The court then expounded that when these conditions are met, the Worker’s Compensation Act provides the employee’s “exclusive remedy,” as provided by the statute. In analyzing Graef’s allegations, the court stated that he “present[ed] an unbroken chain of events” beginning with his November 1, 2012, injury and concluding with his suicide attempt on August 9, 2015. According to the court, the gunshot wounds he suffered as a result of that suicide attempt were “a direct result of the original workplace accident” and subject to coverage by the act.

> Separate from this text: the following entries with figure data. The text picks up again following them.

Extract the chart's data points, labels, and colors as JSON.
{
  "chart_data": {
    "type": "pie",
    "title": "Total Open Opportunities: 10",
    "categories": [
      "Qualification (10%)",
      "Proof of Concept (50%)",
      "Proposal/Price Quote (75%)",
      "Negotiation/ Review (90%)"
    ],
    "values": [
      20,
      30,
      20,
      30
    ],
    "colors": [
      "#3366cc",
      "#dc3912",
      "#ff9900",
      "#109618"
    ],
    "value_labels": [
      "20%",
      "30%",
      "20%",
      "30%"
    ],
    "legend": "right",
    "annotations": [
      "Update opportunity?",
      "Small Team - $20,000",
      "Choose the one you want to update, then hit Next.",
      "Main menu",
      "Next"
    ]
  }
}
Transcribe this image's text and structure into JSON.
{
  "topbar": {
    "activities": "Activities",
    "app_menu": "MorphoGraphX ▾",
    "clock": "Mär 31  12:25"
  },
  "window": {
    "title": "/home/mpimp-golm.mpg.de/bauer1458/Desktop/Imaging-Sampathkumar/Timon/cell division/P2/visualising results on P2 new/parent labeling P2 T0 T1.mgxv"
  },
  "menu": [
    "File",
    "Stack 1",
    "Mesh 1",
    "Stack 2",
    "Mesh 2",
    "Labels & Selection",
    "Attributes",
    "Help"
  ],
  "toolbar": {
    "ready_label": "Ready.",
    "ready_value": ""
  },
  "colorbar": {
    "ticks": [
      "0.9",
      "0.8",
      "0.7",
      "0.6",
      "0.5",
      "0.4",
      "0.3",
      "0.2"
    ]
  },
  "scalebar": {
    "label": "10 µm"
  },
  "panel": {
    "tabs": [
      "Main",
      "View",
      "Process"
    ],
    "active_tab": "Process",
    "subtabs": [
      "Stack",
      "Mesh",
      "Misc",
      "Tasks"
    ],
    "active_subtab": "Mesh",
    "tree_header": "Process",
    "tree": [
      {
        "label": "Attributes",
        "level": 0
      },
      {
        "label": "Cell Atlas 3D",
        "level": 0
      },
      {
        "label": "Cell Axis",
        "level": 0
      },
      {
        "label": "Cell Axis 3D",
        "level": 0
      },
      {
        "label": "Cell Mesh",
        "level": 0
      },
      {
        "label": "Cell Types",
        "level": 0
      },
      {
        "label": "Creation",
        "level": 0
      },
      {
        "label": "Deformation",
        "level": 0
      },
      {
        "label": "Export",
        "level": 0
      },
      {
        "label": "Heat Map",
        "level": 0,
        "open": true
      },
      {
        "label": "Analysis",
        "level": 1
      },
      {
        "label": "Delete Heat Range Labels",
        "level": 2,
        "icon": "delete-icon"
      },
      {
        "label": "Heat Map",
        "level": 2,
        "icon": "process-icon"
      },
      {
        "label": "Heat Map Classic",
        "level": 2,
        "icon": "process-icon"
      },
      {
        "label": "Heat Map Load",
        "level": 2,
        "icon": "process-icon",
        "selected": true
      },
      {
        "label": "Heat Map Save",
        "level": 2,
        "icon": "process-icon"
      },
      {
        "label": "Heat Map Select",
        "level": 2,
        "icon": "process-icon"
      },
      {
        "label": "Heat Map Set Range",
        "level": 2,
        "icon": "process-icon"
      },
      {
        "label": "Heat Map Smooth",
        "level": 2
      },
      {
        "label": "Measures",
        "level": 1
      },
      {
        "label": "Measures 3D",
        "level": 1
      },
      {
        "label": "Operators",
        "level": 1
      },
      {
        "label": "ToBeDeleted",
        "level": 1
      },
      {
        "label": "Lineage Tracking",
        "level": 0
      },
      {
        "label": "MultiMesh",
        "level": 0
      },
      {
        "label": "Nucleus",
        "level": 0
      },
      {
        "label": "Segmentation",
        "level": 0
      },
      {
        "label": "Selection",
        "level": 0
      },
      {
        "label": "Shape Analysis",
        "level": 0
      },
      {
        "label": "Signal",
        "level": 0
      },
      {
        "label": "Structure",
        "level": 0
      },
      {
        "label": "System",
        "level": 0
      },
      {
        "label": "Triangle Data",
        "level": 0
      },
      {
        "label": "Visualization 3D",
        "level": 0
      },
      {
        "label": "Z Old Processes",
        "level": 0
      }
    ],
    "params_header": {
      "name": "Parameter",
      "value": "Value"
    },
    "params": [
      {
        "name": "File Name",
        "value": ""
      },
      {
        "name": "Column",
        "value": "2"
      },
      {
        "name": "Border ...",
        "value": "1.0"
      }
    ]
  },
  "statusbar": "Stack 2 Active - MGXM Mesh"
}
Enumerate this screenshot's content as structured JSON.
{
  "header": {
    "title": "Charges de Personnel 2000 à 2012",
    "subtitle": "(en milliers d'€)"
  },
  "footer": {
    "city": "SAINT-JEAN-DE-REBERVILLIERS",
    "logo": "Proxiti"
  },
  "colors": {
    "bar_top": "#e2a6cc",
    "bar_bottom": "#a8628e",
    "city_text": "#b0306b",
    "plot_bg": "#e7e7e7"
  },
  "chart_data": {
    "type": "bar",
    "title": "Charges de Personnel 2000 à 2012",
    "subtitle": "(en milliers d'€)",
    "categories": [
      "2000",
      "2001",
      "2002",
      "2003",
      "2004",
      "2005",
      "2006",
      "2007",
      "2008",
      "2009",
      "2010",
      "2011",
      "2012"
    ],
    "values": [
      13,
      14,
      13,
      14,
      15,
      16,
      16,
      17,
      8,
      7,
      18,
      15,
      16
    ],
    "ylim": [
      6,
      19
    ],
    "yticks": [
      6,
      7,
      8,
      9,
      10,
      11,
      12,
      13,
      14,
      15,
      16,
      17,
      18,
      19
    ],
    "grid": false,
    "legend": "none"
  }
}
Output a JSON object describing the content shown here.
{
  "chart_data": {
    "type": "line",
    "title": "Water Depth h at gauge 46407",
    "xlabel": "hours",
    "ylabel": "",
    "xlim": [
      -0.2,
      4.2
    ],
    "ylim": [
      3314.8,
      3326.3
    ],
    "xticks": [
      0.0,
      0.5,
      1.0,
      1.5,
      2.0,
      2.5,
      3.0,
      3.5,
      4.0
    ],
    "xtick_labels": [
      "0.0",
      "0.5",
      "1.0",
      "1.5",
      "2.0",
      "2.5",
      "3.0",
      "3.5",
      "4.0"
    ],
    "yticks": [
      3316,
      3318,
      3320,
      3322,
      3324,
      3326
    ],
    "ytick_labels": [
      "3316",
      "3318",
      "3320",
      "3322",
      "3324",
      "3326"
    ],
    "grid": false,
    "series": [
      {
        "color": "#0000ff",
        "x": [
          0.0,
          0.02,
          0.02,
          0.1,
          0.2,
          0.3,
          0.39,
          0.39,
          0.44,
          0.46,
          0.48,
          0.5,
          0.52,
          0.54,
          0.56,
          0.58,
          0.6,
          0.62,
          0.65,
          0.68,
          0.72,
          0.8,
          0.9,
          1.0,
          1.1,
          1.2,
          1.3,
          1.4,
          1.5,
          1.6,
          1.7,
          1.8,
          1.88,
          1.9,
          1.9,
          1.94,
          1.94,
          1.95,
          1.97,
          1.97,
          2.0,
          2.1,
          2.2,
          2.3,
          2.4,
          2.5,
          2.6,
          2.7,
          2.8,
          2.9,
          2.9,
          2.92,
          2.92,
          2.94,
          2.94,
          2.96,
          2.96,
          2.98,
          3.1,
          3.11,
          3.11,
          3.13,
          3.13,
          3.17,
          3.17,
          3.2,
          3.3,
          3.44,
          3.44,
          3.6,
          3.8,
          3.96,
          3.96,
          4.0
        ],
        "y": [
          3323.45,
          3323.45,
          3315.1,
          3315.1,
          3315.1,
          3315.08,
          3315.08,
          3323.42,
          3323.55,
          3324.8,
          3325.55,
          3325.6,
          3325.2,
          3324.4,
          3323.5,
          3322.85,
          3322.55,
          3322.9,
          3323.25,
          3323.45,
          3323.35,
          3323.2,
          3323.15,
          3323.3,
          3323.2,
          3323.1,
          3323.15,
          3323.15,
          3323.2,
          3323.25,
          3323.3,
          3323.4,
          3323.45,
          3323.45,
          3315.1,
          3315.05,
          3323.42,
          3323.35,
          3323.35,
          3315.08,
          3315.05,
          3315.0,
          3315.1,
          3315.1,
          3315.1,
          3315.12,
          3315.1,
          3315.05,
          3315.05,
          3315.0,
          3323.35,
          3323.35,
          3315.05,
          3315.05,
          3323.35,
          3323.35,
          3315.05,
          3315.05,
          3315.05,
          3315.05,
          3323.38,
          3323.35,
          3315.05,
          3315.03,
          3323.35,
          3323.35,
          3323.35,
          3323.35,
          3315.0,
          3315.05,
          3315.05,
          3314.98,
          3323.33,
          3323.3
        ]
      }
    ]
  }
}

The court rejected Graef’s argument that Continental had broken the “causal chain” when it rejected payment of the prescription refill on June 23, 2015, because, the court reasoned, Continental’s duty to Graef arose out of the fact that his depression was caused by his workplace injury. The court also concluded that Continental did not have to concede Graef would succeed in bringing his worker’s compensation claim in order for the court to dismiss his tort claim. Rather, Continental was entitled to litigate in the proper forum where Graef would have to prove his allegations that Continental was obligated to pay for his antidepressant and that its failure to do so had led to injuries sustained during his suicide attempt, for which Continental therefore would also be responsible.

Key Takeaways

The Graef case reminds Wisconsin employers to consider raising, as a defense, that an employee’s tort claims are foreclosed by the exclusive remedy of the Worker’s Compensation Act and must be brought in the worker’s compensation forum when the claims are based on conduct arguably flowing from an injury compensable by the worker’s compensation system. This decision may be particularly significant to employers facing tort claims that an employee contracted COVID-19 at work. Employers may want to consider whether such tort claims should have been brought under the Worker’s Compensation Act. As implied by the Wisconsin Supreme Court in Graef, an employer may find the greater likelihood, but lesser expense, of recovery by an employee under the act to be a more attractive forum.